O General Braga Neto, preso ontem por obstrução da Justiça, foi um dos que arranjou dinheiro vivo para financiar as manobras dos “kids pretos”, força especial do Exército que teve participação ativa na tentativa de golpe. Denunciado pelo tenente-coronel Mauro Cid, o ex-ministro da Defesa passou a usar sua influência entre os militares para saber detalhes do depoimento e, assim, tentar esconder as pistas que levavam à sua participação na trama golpista.
A definição de que foi um golpe “de militares”, e não um “golpe militar” é perfeita, para que não se misture a aventura de alguns golpistas com a instituição militar, que vem se portando altivamente neste momento delicado da vida nacional. Assim como o golpe de 1964, que os golpistas chamavam de “revolução” para convalidá-lo, passou a ser conhecido como golpe civil-militar para deixar claro que os civis tiveram tanta responsabilidade quanto os militares pela ditadura implantada.

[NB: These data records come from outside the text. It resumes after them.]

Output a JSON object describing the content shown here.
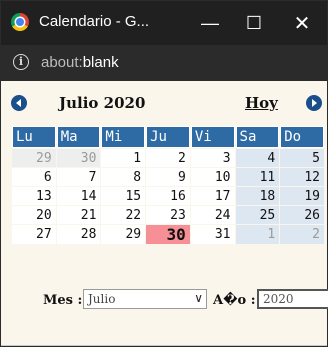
{
  "window": {
    "title": "Calendario - G..."
  },
  "titlebar_controls": {
    "minimize": "—",
    "maximize": "☐",
    "close": "✕"
  },
  "address": {
    "scheme": "about:",
    "host": "blank",
    "info_glyph": "i"
  },
  "calendar": {
    "month_title": "Julio 2020",
    "today_link": "Hoy",
    "weekdays": [
      "Lu",
      "Ma",
      "Mi",
      "Ju",
      "Vi",
      "Sa",
      "Do"
    ],
    "weeks": [
      [
        "29",
        "30",
        "1",
        "2",
        "3",
        "4",
        "5"
      ],
      [
        "6",
        "7",
        "8",
        "9",
        "10",
        "11",
        "12"
      ],
      [
        "13",
        "14",
        "15",
        "16",
        "17",
        "18",
        "19"
      ],
      [
        "20",
        "21",
        "22",
        "23",
        "24",
        "25",
        "26"
      ],
      [
        "27",
        "28",
        "29",
        "30",
        "31",
        "1",
        "2"
      ]
    ],
    "today": "30",
    "controls": {
      "month_label": "Mes :",
      "month_value": "Julio",
      "year_label": "A�o :",
      "year_value": "2020"
    },
    "colors": {
      "header": "#2e6aa3",
      "weekend": "#dde7f2",
      "today": "#f78f97",
      "nav": "#1a4f8c"
    }
  }
}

A prisão do General de Exército na reserva Braga Netto é mais um passo em direção à normalização das relações de civis e militares. Depois do golpe militar de 64, houve período de temores a cada momento em que decisões civis interferiam em atividades militares, como se estes tivessem imunidades tácitas, não inscritas em nenhuma legislação. O então presidente Fernando Henrique Cardoso deu os primeiros passos para quebrar essa tradição sem sentido numa democracia, ao criar o ministério da Defesa, que colocou as Forças Armadas subordinadas ao poder civil.
Também se deve a ele a indenização dos que sofreram perseguição durante a ditadura, sendo a criação da Comissão Nacional da Verdade uma consequência lógica, no governo da presidente Dilma Rousseff. O ex-presidente Michel Temer teve uma relação ambígua com o ministério da Defesa. Ao mesmo tempo que colocou um civil preparado, Raul Jungmann, no ministério, reforçando a ideia de que os militares deviam subordinação aos civis, depois quebrou essa tradição nomeando militares para o cargo. No governo Bolsonaro, o ministério da Defesa passou a ser comandado apenas por militares, distorcendo o sentido do cargo.

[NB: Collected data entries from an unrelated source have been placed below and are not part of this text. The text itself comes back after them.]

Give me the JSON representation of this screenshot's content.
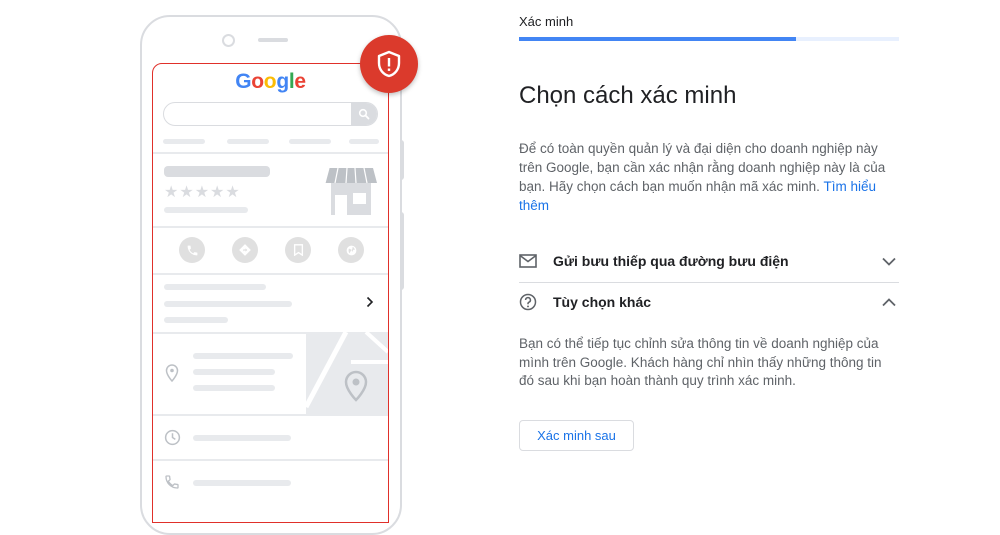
{
  "illustration": {
    "logo_text": "Google",
    "rating_stars": "★★★★★"
  },
  "progress": {
    "step_label": "Xác minh",
    "fraction": 0.73
  },
  "page": {
    "title": "Chọn cách xác minh",
    "description": "Để có toàn quyền quản lý và đại diện cho doanh nghiệp này trên Google, bạn cần xác nhận rằng doanh nghiệp này là của bạn. Hãy chọn cách bạn muốn nhận mã xác minh.",
    "learn_more": "Tìm hiểu thêm"
  },
  "options": [
    {
      "label": "Gửi bưu thiếp qua đường bưu điện",
      "icon": "mail-icon",
      "expanded": false
    },
    {
      "label": "Tùy chọn khác",
      "icon": "help-circle-icon",
      "expanded": true
    }
  ],
  "other_options": {
    "description": "Bạn có thể tiếp tục chỉnh sửa thông tin về doanh nghiệp của mình trên Google. Khách hàng chỉ nhìn thấy những thông tin đó sau khi bạn hoàn thành quy trình xác minh.",
    "button_label": "Xác minh sau"
  },
  "colors": {
    "accent": "#1a73e8",
    "progress": "#4285f4",
    "badge": "#db3a2c",
    "phone_outline": "#e0302a"
  }
}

Sendo o primeiro General de Exército preso na história do país, e tendo o Comando do Exército dito em nota que acompanha as investigações e não se intromete em atividades de outros órgãos do Estado, firma-se a ideia de que não há privilégios para militares quando se trata de crime contra a democracia e o Estado de Direito. Há, ainda, a mensagem implícita de que o ex-presidente Jair Bolsonaro não escapará de uma punição à altura do crime liderado por ele.
A ideia de anistia dos presos na invasão dos prédios dos Três Poderes não tem sentido, mas ganhará reforço na decisão já anunciada pelo presidente eleito dos Estados Unidos Donald Trump de anistiar todos os condenados pela invasão do Capitólio. Trata-se de uma decisão política que caracteriza a maneira de governar dos extremistas de direita. Trump não esconde a vontade de perseguir todos os funcionários públicos que atuaram contra ele depois que deixou o governo, ressentimento que também o ex-presidente Bolsonaro alimenta.